Many market participants also use indicators to trade the market, and that’s okay, but they don’t always work. Sometimes they are lagging and give late entry signals.
Also, the traders are dependent only on the indicators to give the signal and then follow blindly. This, in terms, does not allow a trader to look into the major and important aspects of the overall market movement.
Now over this, price action has many things in it to learn and is not easy. Among one of the many patterns, we have an Inside Bar. It has different price patterns and candlestick analysis that a trader must learn, practice and master.
Understanding of the Inside Bar pattern
It is probably a favorite pattern for a large crowd of traders, which gives both continuous and reversal signals and combines two candles characteristics to validate itself:
- Preceding candle
- Current candle
The preceding candle is more significant than the current one. The Inside Bar can sometimes be overwhelming as it frequently occurs on the lower time frame in a less volatile market. But it gives a very accurate trade setup once appropriately identified.
Trading the Inside Bar using price action
In this section, you will understand how and when it is better to trade the setup. The first thing to do is identify the pattern on the chart following by placing your trade and understanding how to enter, where to take profit, and stop loss.

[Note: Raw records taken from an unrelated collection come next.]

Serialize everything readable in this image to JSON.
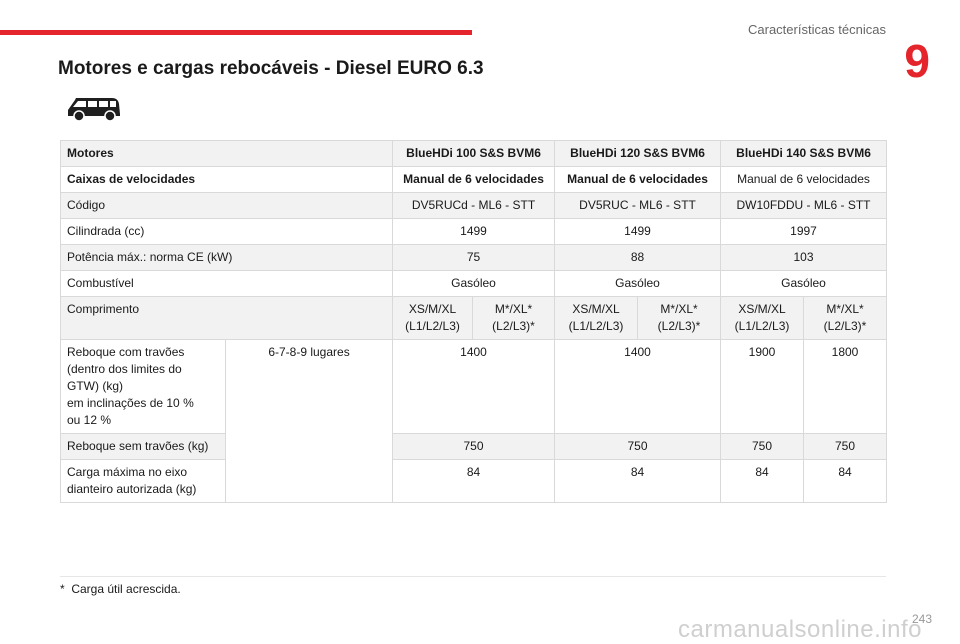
{
  "header": {
    "section": "Características técnicas",
    "chapter": "9"
  },
  "title": "Motores e cargas rebocáveis - Diesel EURO 6.3",
  "icon": "van-icon",
  "table": {
    "motores_label": "Motores",
    "engines": [
      "BlueHDi 100 S&S BVM6",
      "BlueHDi 120 S&S BVM6",
      "BlueHDi 140 S&S BVM6"
    ],
    "gearbox_label": "Caixas de velocidades",
    "gearboxes": [
      "Manual de 6 velocidades",
      "Manual de 6 velocidades",
      "Manual de 6 velocidades"
    ],
    "code_label": "Código",
    "codes": [
      "DV5RUCd - ML6 - STT",
      "DV5RUC - ML6 - STT",
      "DW10FDDU - ML6 - STT"
    ],
    "displacement_label": "Cilindrada (cc)",
    "displacements": [
      "1499",
      "1499",
      "1997"
    ],
    "power_label": "Potência máx.: norma CE (kW)",
    "powers": [
      "75",
      "88",
      "103"
    ],
    "fuel_label": "Combustível",
    "fuels": [
      "Gasóleo",
      "Gasóleo",
      "Gasóleo"
    ],
    "length_label": "Comprimento",
    "lengths": [
      [
        "XS/M/XL",
        "(L1/L2/L3)"
      ],
      [
        "M*/XL*",
        "(L2/L3)*"
      ],
      [
        "XS/M/XL",
        "(L1/L2/L3)"
      ],
      [
        "M*/XL*",
        "(L2/L3)*"
      ],
      [
        "XS/M/XL",
        "(L1/L2/L3)"
      ],
      [
        "M*/XL*",
        "(L2/L3)*"
      ]
    ],
    "braked_label": [
      "Reboque com travões",
      "(dentro dos limites do",
      "GTW) (kg)",
      "em inclinações de 10 %",
      "ou 12 %"
    ],
    "seats_label": "6-7-8-9 lugares",
    "braked": [
      "1400",
      "1400",
      "1900",
      "1800"
    ],
    "unbraked_label": "Reboque sem travões (kg)",
    "unbraked": [
      "750",
      "750",
      "750",
      "750"
    ],
    "axle_label": [
      "Carga máxima no eixo",
      "dianteiro autorizada (kg)"
    ],
    "axle": [
      "84",
      "84",
      "84",
      "84"
    ]
  },
  "footnote": {
    "mark": "*",
    "text": "Carga útil acrescida."
  },
  "page_number": "243",
  "watermark": "carmanualsonline.info"
}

Identifying the Inside Bar in continuation and reversal
Continuous or trending trading using the Inside Bar is also considered breakout trading. You need to first look into the overall market trend.

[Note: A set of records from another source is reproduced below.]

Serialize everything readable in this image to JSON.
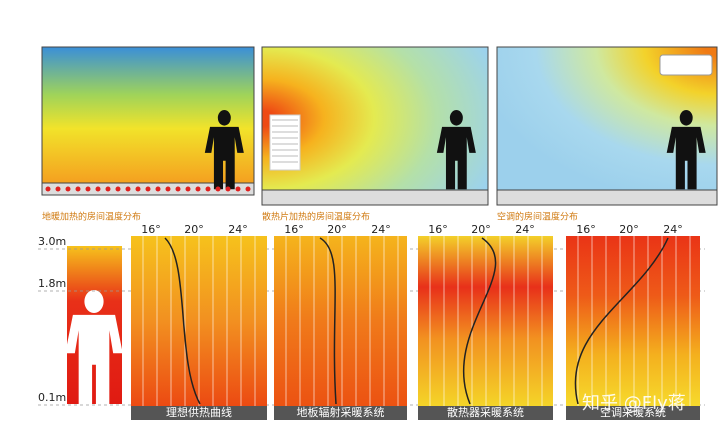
{
  "top_panels": [
    {
      "caption": "地暖加热的房间温度分布"
    },
    {
      "caption": "散热片加热的房间温度分布"
    },
    {
      "caption": "空调的房间温度分布"
    }
  ],
  "height_labels": [
    "3.0m",
    "1.8m",
    "0.1m"
  ],
  "bottom_panels": [
    {
      "ticks": [
        "16°",
        "20°",
        "24°"
      ],
      "label": "理想供热曲线"
    },
    {
      "ticks": [
        "16°",
        "20°",
        "24°"
      ],
      "label": "地板辐射采暖系统"
    },
    {
      "ticks": [
        "16°",
        "20°",
        "24°"
      ],
      "label": "散热器采暖系统"
    },
    {
      "ticks": [
        "16°",
        "20°",
        "24°"
      ],
      "label": "空调采暖系统"
    }
  ],
  "watermark": "知乎 @Fly蒋"
}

- If the price is making a higher high, higher low, it is an uptrend.
- If the price is making a lower high and lower low, the market is in a downtrend.
Trading Inside Bars in a trending/continuous market
Breakouts can be in both the direction either moving up or down. Once you know the trend, you will need to look for a pullback like an example below. As you can see on the GBP/JPY daily time frame, the market started heading up after forming an Inside Bar.

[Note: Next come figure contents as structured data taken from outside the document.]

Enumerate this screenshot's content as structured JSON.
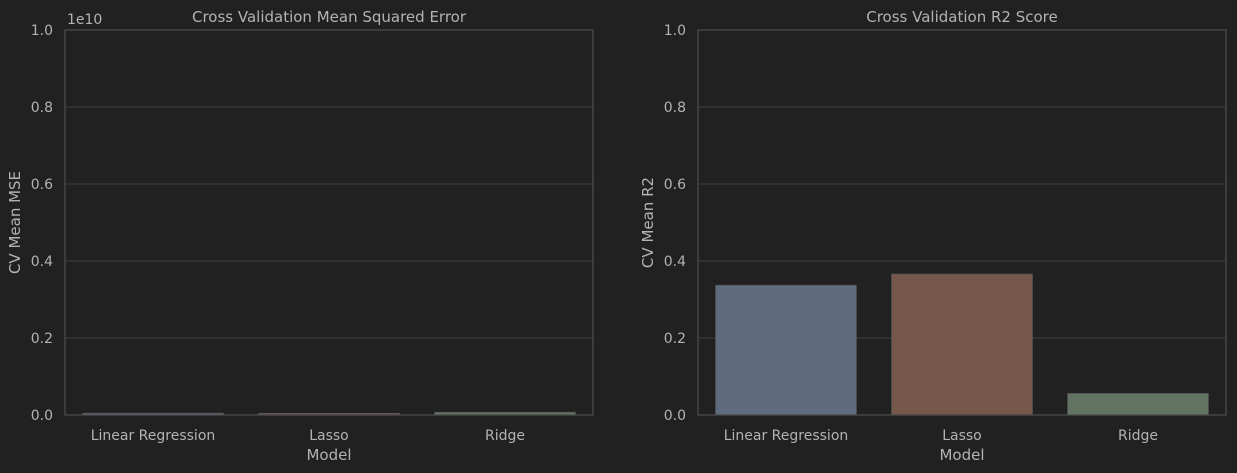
{
  "chart_data": [
    {
      "type": "bar",
      "title": "Cross Validation Mean Squared Error",
      "xlabel": "Model",
      "ylabel": "CV Mean MSE",
      "categories": [
        "Linear Regression",
        "Lasso",
        "Ridge"
      ],
      "values": [
        45000000,
        42000000,
        70000000
      ],
      "colors": [
        "#5f6c80",
        "#76584b",
        "#627362"
      ],
      "ylim": [
        0,
        1.0
      ],
      "y_scale_label": "1e10",
      "y_scale_factor": 10000000000,
      "yticks": [
        "0.0",
        "0.2",
        "0.4",
        "0.6",
        "0.8",
        "1.0"
      ],
      "grid": true
    },
    {
      "type": "bar",
      "title": "Cross Validation R2 Score",
      "xlabel": "Model",
      "ylabel": "CV Mean R2",
      "categories": [
        "Linear Regression",
        "Lasso",
        "Ridge"
      ],
      "values": [
        0.337,
        0.366,
        0.056
      ],
      "colors": [
        "#5f6c80",
        "#76584b",
        "#627362"
      ],
      "ylim": [
        0,
        1.0
      ],
      "yticks": [
        "0.0",
        "0.2",
        "0.4",
        "0.6",
        "0.8",
        "1.0"
      ],
      "grid": true
    }
  ]
}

The previous candle high is higher than the new one; also, the new candle low is higher than the previous low.
Now looking at the bearish example, you can see in the chart of GBP/JPY in the daily time frame making a lower low, lower high. This signifies that the market movement is down, and you should be looking to sell the asset.
Once the Inside Bar is formed at the swing high, it confirms the market still needs to follow the trend in this example to move down.
Trading Inside Bars for reversal
Trading reversal using an Inside Bar is almost the same as using it for trading continuation, except here you have to find the candle near a reversal area of confluence.
First, look for dynamic support or resistance and then price patterns on your chart like a double bottom, double top, or any other reversal patterns. Once you see the pattern, you will look for an Inside Bar to ensure the reversal confirmation.
To make it more clear, look at the chart. Here we are using GBP/JPY daily time frame. The price touched dynamic support once and then twice, making a double bottom reversal pattern. While the price was moving up, you can see its price forming an Inside Bar.
Placing your trade
You can put a sell stop or a buy stop while using this pattern as a beginner. The market will fill your order once the price breaks below or above the entry price.
Before even entering a trade, you must decide on your stop loss. While trading this pattern, you will be placing your stop loss in the opposite direction 4-5 pips away from the preceding candle.
Its placement entirely depends on you and the type of trader you are. Typically you may choose to place it at the next daily support or resistance level.
Pros of the trading Inside Bars for reversal:
- Easy to identify
The Inside Bar pattern is easy to find on the chart even if you are a beginner and have less experience in trading. Once you get your hands on this pattern, you can easily trade it.
- Gives opportunity
The Inside Bar pattern is very accurate if you find it at the right time during reversal or trend continuation.
- Reasonable risk to reward
It is something every trader must take time and think of. While trading this pattern, you will have a higher probability of getting a good risk to reward.
Cons of the trading Inside Bars for reversal:
- It can be spotted much easier on the chart
Sometimes, too frequent an occurrence of this candle can be overwhelming and can create confusion.
- It’s hard to identify its reversal or continuous
As already discussed, if the volatility in the market is less, the formation of the candle might be more that creates confusion if it’s a reversal or a continuous signal.
The Inside Bar can be somewhat complicated in terms of definition. Some traders define its validity when either the highs or the lows are equal. At the same time, some market participants believe it is not a correct formation of this pattern.
Inside Bar is best traded in higher time frames like daily and weekly and is suitable for swing trading as it does not have too much significance when used with a lower time frame. Lower time frames can give a lot of false trading setups.
This pattern gives a very significant opportunity, especially when trading reversals. To make it more accurate, you can try looking for it near a support or resistance zone.